Inferring relevant social networks from interpersonal communication


Researchers increasingly use electronic communication data to construct and study large social networks, effectively inferring unobserved ties (e.g. i is connected to j) from observed communication events (e.g. i emails j). Often overlooked, however, is the impact of tie definition on the corresponding network, and in turn the relevance of the inferred network to the research question of interest. Here we study the problem of network inference and relevance for two email data sets of different size and origin. In each case, we generate a family of networks parameterized by a threshold condition on the frequency of emails exchanged between pairs of individuals. After demonstrating that different choices of the threshold correspond to dramatically different network structures, we then formulate the relevance of these networks in terms of a series of prediction tasks that depend on various network features.
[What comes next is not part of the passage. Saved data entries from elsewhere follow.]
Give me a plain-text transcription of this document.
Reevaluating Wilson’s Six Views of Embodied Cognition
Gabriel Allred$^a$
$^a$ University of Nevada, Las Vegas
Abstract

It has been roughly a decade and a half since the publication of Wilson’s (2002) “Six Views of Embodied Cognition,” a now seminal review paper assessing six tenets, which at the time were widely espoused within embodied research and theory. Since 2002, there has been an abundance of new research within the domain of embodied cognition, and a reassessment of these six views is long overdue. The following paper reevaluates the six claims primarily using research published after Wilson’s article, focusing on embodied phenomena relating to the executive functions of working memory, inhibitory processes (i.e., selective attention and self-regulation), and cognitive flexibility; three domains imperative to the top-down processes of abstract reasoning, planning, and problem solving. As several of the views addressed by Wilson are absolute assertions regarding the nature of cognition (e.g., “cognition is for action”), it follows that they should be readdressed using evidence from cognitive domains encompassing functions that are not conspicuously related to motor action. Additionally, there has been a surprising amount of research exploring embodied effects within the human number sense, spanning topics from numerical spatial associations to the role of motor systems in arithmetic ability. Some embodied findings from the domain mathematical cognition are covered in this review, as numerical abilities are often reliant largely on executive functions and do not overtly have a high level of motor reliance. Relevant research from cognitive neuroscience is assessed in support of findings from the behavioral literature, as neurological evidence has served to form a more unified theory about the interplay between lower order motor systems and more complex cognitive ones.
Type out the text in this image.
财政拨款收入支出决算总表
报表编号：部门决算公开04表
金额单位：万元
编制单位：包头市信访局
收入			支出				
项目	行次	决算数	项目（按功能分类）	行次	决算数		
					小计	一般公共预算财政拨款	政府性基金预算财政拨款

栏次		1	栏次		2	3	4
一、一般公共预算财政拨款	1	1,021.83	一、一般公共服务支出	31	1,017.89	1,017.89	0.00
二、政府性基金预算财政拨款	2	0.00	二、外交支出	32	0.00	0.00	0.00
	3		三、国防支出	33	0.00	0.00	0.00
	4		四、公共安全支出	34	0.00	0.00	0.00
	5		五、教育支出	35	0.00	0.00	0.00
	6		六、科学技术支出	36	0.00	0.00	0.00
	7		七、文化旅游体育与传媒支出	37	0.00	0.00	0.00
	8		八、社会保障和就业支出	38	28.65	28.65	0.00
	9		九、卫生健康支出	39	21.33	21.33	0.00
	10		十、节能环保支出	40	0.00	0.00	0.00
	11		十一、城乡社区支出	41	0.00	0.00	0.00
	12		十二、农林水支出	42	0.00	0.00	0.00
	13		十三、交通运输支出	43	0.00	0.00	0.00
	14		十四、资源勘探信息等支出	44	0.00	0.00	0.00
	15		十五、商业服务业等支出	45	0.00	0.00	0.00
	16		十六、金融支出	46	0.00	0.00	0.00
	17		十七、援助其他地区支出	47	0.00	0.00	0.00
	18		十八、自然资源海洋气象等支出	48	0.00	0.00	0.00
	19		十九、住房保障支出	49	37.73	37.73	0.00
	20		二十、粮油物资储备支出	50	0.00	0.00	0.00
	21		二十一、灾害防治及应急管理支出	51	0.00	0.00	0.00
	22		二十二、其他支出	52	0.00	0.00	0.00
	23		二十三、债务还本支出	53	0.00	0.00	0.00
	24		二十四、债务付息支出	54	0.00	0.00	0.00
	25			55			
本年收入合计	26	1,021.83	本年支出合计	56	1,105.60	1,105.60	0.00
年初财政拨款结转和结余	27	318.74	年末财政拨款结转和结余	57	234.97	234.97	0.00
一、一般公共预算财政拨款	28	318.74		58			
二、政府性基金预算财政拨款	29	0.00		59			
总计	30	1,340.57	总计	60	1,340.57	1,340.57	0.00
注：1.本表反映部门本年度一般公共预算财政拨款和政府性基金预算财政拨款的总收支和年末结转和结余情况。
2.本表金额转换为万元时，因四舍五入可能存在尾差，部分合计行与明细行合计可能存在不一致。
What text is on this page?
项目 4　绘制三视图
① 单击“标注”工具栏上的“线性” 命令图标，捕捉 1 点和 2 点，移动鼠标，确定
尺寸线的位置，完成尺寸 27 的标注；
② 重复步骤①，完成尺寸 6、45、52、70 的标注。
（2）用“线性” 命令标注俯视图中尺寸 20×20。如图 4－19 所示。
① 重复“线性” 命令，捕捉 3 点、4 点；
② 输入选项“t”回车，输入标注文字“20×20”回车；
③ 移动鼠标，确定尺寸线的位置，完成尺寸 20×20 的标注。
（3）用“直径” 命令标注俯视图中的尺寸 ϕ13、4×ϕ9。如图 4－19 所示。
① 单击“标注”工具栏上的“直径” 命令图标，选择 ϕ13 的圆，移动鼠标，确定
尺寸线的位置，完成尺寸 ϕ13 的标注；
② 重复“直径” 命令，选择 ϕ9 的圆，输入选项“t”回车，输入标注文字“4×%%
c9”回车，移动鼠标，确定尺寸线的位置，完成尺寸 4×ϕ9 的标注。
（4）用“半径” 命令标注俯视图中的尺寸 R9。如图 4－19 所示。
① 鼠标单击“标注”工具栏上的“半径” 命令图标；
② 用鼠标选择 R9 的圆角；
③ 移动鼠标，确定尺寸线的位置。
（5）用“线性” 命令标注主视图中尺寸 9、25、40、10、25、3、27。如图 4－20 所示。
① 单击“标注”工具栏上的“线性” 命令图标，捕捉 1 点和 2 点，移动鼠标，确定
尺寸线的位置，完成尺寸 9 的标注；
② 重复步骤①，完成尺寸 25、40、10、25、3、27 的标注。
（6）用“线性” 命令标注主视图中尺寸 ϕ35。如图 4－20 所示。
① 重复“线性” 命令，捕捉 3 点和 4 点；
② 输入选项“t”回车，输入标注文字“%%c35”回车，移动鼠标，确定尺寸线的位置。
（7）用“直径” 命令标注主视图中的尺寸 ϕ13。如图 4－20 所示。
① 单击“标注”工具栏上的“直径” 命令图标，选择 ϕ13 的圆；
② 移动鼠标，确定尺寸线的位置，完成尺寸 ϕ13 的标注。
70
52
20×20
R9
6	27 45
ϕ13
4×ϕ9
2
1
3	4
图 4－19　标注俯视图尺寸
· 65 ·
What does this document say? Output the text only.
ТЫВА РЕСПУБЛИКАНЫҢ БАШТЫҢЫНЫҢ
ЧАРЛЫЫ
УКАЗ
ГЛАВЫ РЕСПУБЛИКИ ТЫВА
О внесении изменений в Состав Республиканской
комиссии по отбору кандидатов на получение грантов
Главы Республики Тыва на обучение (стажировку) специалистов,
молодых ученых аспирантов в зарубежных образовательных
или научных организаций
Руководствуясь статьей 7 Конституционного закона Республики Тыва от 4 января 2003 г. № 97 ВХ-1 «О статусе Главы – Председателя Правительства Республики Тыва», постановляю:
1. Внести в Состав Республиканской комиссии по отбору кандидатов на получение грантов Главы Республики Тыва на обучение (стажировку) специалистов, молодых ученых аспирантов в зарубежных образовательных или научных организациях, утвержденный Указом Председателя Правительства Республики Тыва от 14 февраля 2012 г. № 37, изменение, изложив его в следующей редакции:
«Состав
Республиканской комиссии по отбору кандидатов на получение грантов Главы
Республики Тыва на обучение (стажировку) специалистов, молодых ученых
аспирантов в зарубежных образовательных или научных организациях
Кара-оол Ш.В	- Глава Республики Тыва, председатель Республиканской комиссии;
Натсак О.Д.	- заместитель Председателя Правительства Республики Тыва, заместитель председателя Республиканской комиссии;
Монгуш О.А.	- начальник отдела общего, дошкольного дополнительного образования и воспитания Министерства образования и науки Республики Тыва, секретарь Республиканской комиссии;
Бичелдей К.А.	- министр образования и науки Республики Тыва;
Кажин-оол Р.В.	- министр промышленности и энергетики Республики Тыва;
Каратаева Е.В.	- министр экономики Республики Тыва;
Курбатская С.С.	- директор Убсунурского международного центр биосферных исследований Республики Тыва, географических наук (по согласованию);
In general, we find: a) that prediction accuracy is maximized over a non-trivial range of thresholds corresponding to 5-10 reciprocated emails per year; b) that for any prediction task, choosing the optimal value of the threshold yields a sizable (~30%) boost in accuracy over naive choices; and c) that the optimal threshold value appears to be (somewhat surprisingly) consistent across data sets and prediction tasks. We emphasize the practical utility in defining ties via their relevance to the prediction task(s) at hand and discuss implications of our empirical results.